Fue así como descubrí las mieles de la gloria, victoria tras victoria, saqueo tras saqueo, nuevos barcos y cargamentos caían en mi poder. Mi fama aumentaba en todas las ciudades abriéndome nuevas posibilidades de negocio, los permisos de construcción se multiplicaron y llegue a tener cuatro puntos de producción, consiguiendo producir prácticamente cualquier producto existente. Había llegado al súmmum de cualquier comerciante gracias a mis habilidades en los negocios y a mi pericia en la batalla… Pero algo había cambiado dentro de mí.

Las gentes y gobernadores alababan mis proezas, limpiar aquellos mares de los mezquinos piratas en pos del libre comercio era mi supuesta motivación, pero sabía perfectamente que las delicias de la guerra hacía mucho tiempo que se habían antepuesto a mis sueños de comerciante.
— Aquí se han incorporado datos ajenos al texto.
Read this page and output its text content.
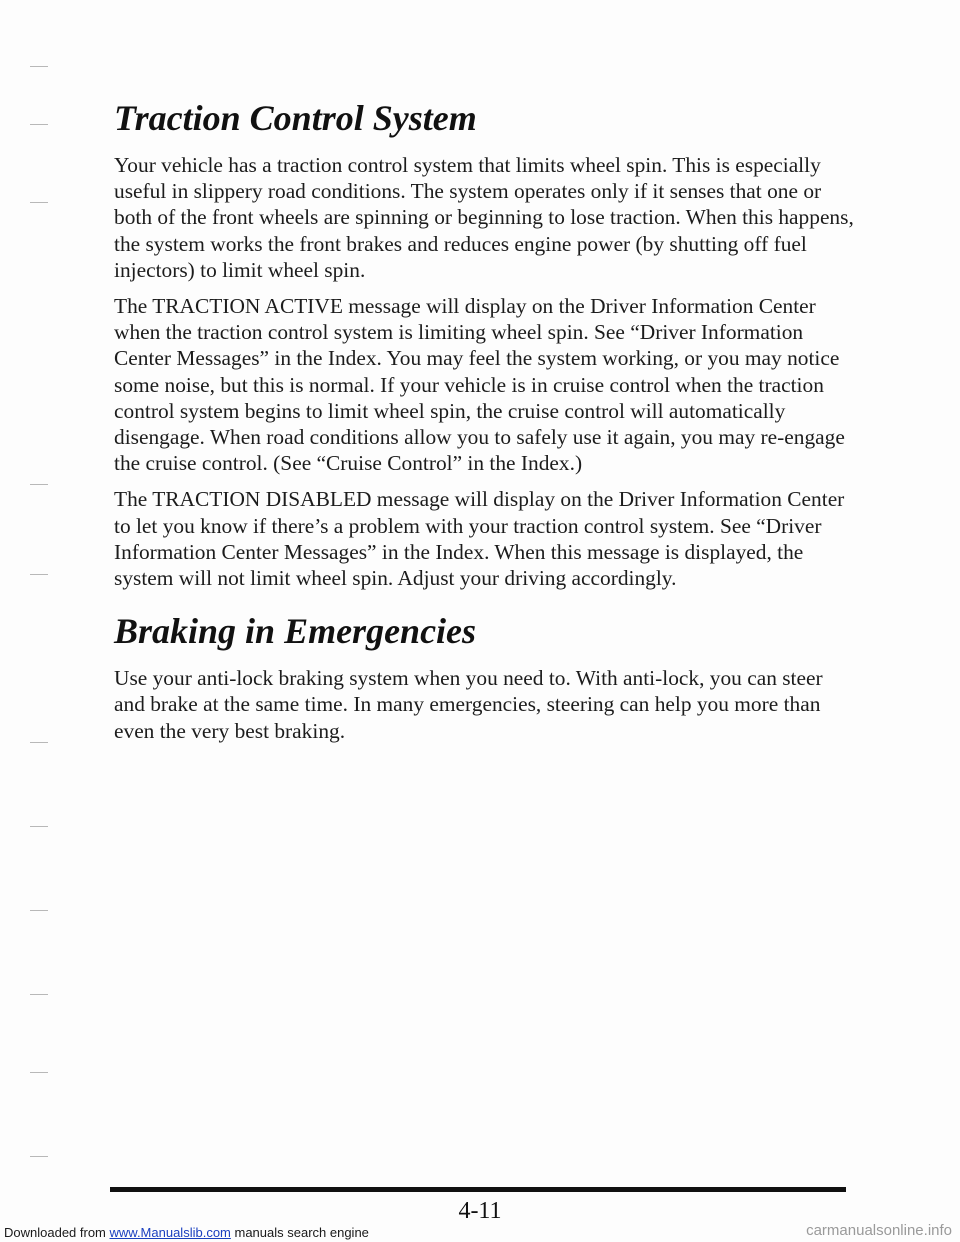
Traction Control System

Your vehicle has a traction control system that limits wheel spin. This is especially useful in slippery road conditions. The system operates only if it senses that one or both of the front wheels are spinning or beginning to lose traction. When this happens, the system works the front brakes and reduces engine power (by shutting off fuel injectors) to limit wheel spin.

The TRACTION ACTIVE message will display on the Driver Information Center when the traction control system is limiting wheel spin. See “Driver Information Center Messages” in the Index. You may feel the system working, or you may notice some noise, but this is normal. If your vehicle is in cruise control when the traction control system begins to limit wheel spin, the cruise control will automatically disengage. When road conditions allow you to safely use it again, you may re-engage the cruise control. (See “Cruise Control” in the Index.)

The TRACTION DISABLED message will display on the Driver Information Center to let you know if there’s a problem with your traction control system. See “Driver Information Center Messages” in the Index. When this message is displayed, the system will not limit wheel spin. Adjust your driving accordingly.

Braking in Emergencies

Use your anti-lock braking system when you need to. With anti-lock, you can steer and brake at the same time. In many emergencies, steering can help you more than even the very best braking.

4-11
Downloaded from www.Manualslib.com manuals search engine	carmanualsonline.info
Batalla tras batalla había descubierto las bondades del dinero fácil. Que otros fabricasen, que otros comerciasen, yo me aprovecharía de su trabajo y mantendría mis negocios como pura tapadera.

Me gustaría decir que fue duro, pero os estaría mintiendo. Dar caza a los piratas se había convertido en un vicioso juego y como cualquier otra adicción, necesitaba más. Así fue como compré mi primera patente de corso, España estaba en guerra con el imperio francés y gracias a esta pequeña inversión, mis navíos podrían atacar a cualquier barco galo sin que ello repercutiese en mi reputación como comerciante. Una sencilla e injusta formalidad antaño criticada por un servidor, me abría las puertas a derribar tanto a la flota imperial francesa como a sus comerciantes, compañeros del gremio con los que día a día comerciaba.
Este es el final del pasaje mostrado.